The performance comparison I’ll present is more qualitative and anecdotal than precise and scientific, but exemplifies the stark underlying differences in Redis and HBase. First the setup, I’m using a 4-node cluster of 3 x m1-medium and 1 x m1-large with cloudera manager version 5.1.0, and I’m using the Thrift API with HappyBase for accessing HBase with Python. The standard Redis standalone install: apt-get install redis-server and pip install redis for the client client. I’m using the m1-large with 8 GB of memory for running the standalone Redis store. See the HBase/Redis schema part of the Theft-Market Schema page for the key and value structure.
First, the performance of HBase for getting 10 rows that were nearby each other (based on good row-key design) took around 100 ms. I noticed that when I was running puts to HBase (while getting additional data), the response time would triple but never stall for seconds. One issue that I continue to find is that the HBase Thrift server, which is what HappyBase connects to, is fragile and needs strong type checking prior to input. I also increased the Java heap size, which seemed to help a bit. Occasionally, it needs restarting anyways, so this is definitely something to be aware of. I may try the native Java API next time.
Like I mentioned earlier, the total data footprint listed was not huge in 4 GB (when doing hdfs dfs -du -h /hbase), so I thought I could put all this into memory with an in-memory datastore solution! I used an m1-large (without Hadoop installed) for testing Redis. When I put in a small fraction of my dataset around 1/100 – 1/1000 of my dataset, I was getting really fast access times, around 20 ms! I noticed that things seem to be really responsive with more and more of the dataset in Redis, except when I reached 80% of my 8 GB memory used. First, I was surprised that I was up to 6 GB of memory usage with 40% more data yet to be input. I read that Redis can be quite fragmented causing up to 10x more memory usage. Next time I try this out, I’ll check the memory fragmentation ratio available from the INFO command from the redis-cli. I’m not sure why I would have so much fragmentation when I am not overwriting any values associated with a key. Second, I was more surprised that my lookups were really slow, on the order of 5 seconds for that same 10 row lookup as before. The performance was poor before and after I stopped adding more to Redis. [EDIT: see a follow-up post on how to use an advanced Redis feature to meet my use case]

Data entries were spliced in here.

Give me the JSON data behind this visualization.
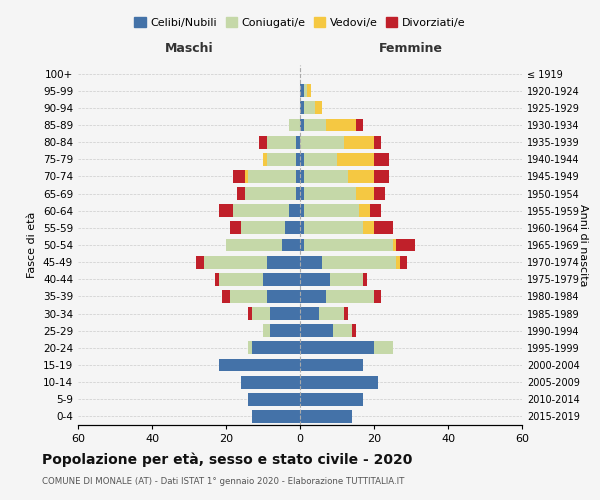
{
  "age_groups": [
    "0-4",
    "5-9",
    "10-14",
    "15-19",
    "20-24",
    "25-29",
    "30-34",
    "35-39",
    "40-44",
    "45-49",
    "50-54",
    "55-59",
    "60-64",
    "65-69",
    "70-74",
    "75-79",
    "80-84",
    "85-89",
    "90-94",
    "95-99",
    "100+"
  ],
  "birth_years": [
    "2015-2019",
    "2010-2014",
    "2005-2009",
    "2000-2004",
    "1995-1999",
    "1990-1994",
    "1985-1989",
    "1980-1984",
    "1975-1979",
    "1970-1974",
    "1965-1969",
    "1960-1964",
    "1955-1959",
    "1950-1954",
    "1945-1949",
    "1940-1944",
    "1935-1939",
    "1930-1934",
    "1925-1929",
    "1920-1924",
    "≤ 1919"
  ],
  "males": {
    "celibe": [
      13,
      14,
      16,
      22,
      13,
      8,
      8,
      9,
      10,
      9,
      5,
      4,
      3,
      1,
      1,
      1,
      1,
      0,
      0,
      0,
      0
    ],
    "coniugato": [
      0,
      0,
      0,
      0,
      1,
      2,
      5,
      10,
      12,
      17,
      15,
      12,
      15,
      14,
      13,
      8,
      8,
      3,
      0,
      0,
      0
    ],
    "vedovo": [
      0,
      0,
      0,
      0,
      0,
      0,
      0,
      0,
      0,
      0,
      0,
      0,
      0,
      0,
      1,
      1,
      0,
      0,
      0,
      0,
      0
    ],
    "divorziato": [
      0,
      0,
      0,
      0,
      0,
      0,
      1,
      2,
      1,
      2,
      0,
      3,
      4,
      2,
      3,
      0,
      2,
      0,
      0,
      0,
      0
    ]
  },
  "females": {
    "nubile": [
      14,
      17,
      21,
      17,
      20,
      9,
      5,
      7,
      8,
      6,
      1,
      1,
      1,
      1,
      1,
      1,
      0,
      1,
      1,
      1,
      0
    ],
    "coniugata": [
      0,
      0,
      0,
      0,
      5,
      5,
      7,
      13,
      9,
      20,
      24,
      16,
      15,
      14,
      12,
      9,
      12,
      6,
      3,
      1,
      0
    ],
    "vedova": [
      0,
      0,
      0,
      0,
      0,
      0,
      0,
      0,
      0,
      1,
      1,
      3,
      3,
      5,
      7,
      10,
      8,
      8,
      2,
      1,
      0
    ],
    "divorziata": [
      0,
      0,
      0,
      0,
      0,
      1,
      1,
      2,
      1,
      2,
      5,
      5,
      3,
      3,
      4,
      4,
      2,
      2,
      0,
      0,
      0
    ]
  },
  "colors": {
    "celibe_nubile": "#4472a8",
    "coniugato_coniugata": "#c5d8a8",
    "vedovo_vedova": "#f5c842",
    "divorziato_divorziata": "#c0202a"
  },
  "title": "Popolazione per età, sesso e stato civile - 2020",
  "subtitle": "COMUNE DI MONALE (AT) - Dati ISTAT 1° gennaio 2020 - Elaborazione TUTTITALIA.IT",
  "xlabel_left": "Maschi",
  "xlabel_right": "Femmine",
  "ylabel_left": "Fasce di età",
  "ylabel_right": "Anni di nascita",
  "xlim": 60,
  "legend_labels": [
    "Celibi/Nubili",
    "Coniugati/e",
    "Vedovi/e",
    "Divorziati/e"
  ],
  "background_color": "#f5f5f5"
}
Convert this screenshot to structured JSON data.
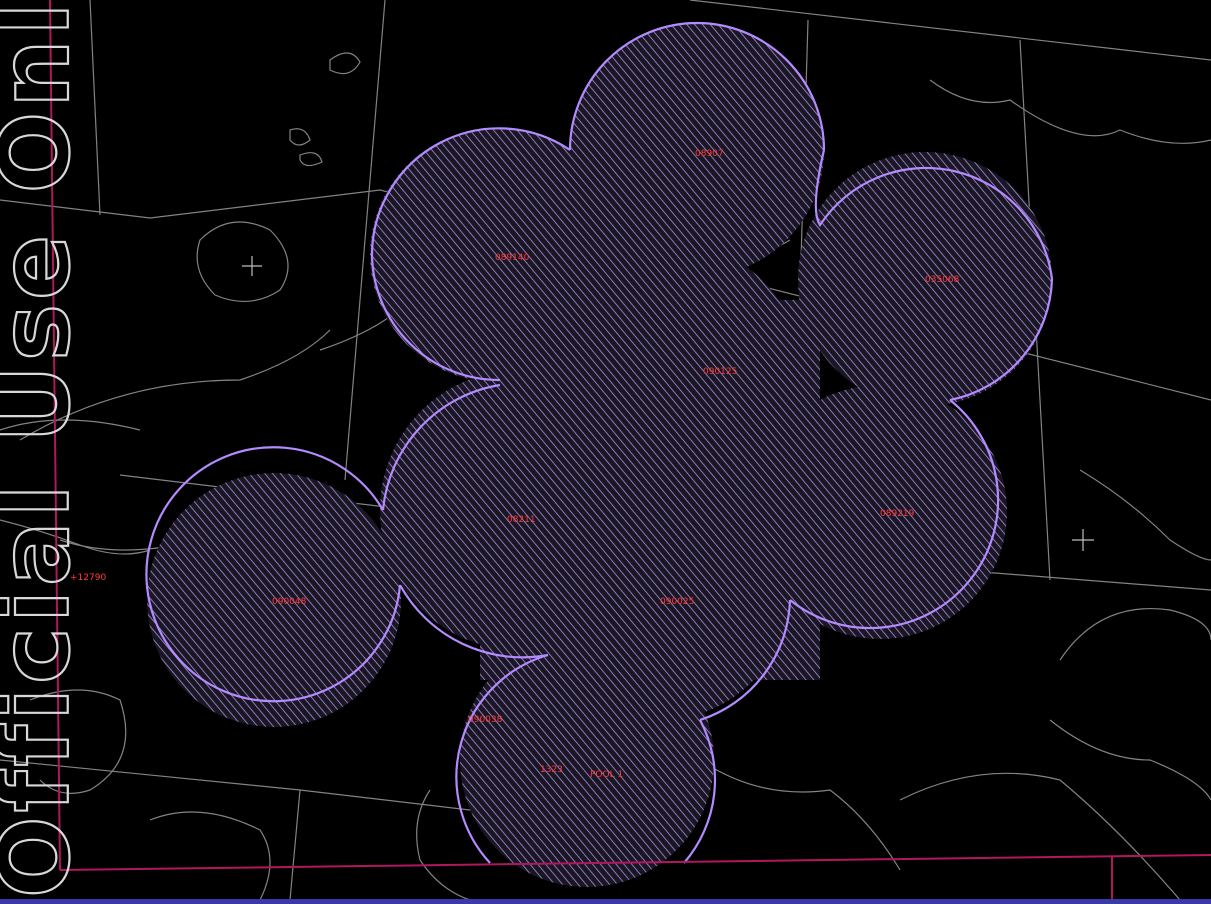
{
  "map": {
    "background": "#000000",
    "line_color": "#bdbdbd",
    "boundary_color": "#b0185e",
    "zone_fill": "#9b84d8",
    "zone_outline": "#b38bff",
    "label_color": "#ff3b3b",
    "cross_markers": 2,
    "well_labels": [
      {
        "id": "w1",
        "text": "08907"
      },
      {
        "id": "w2",
        "text": "089140"
      },
      {
        "id": "w3",
        "text": "035068"
      },
      {
        "id": "w4",
        "text": "090125"
      },
      {
        "id": "w5",
        "text": "089219"
      },
      {
        "id": "w6",
        "text": "08211"
      },
      {
        "id": "w7",
        "text": "+12790"
      },
      {
        "id": "w8",
        "text": "090048"
      },
      {
        "id": "w9",
        "text": "090025"
      },
      {
        "id": "w10",
        "text": "090038"
      },
      {
        "id": "w11",
        "text": "1323"
      },
      {
        "id": "w12",
        "text": "POOL 1"
      }
    ],
    "edge_text": "Official Use Only"
  }
}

Overall, I was disappointed that I could not use Redis for my use case [EDIT: see the follow-up post], but I was excited that I had a better understanding of when to use it and a stronger argument for Hadoop on non-gigantic datasets. As an aside, I do feel Hadoop is useful with 1 TB or less of data more often than one would think particularly if there is the potential for more data to become part of a future use case. Lastly, I was also really excited about using the simple practice of abstraction in the process of this investigation. It made my software more extensible for future tools, like when I try out things like Redis cluster!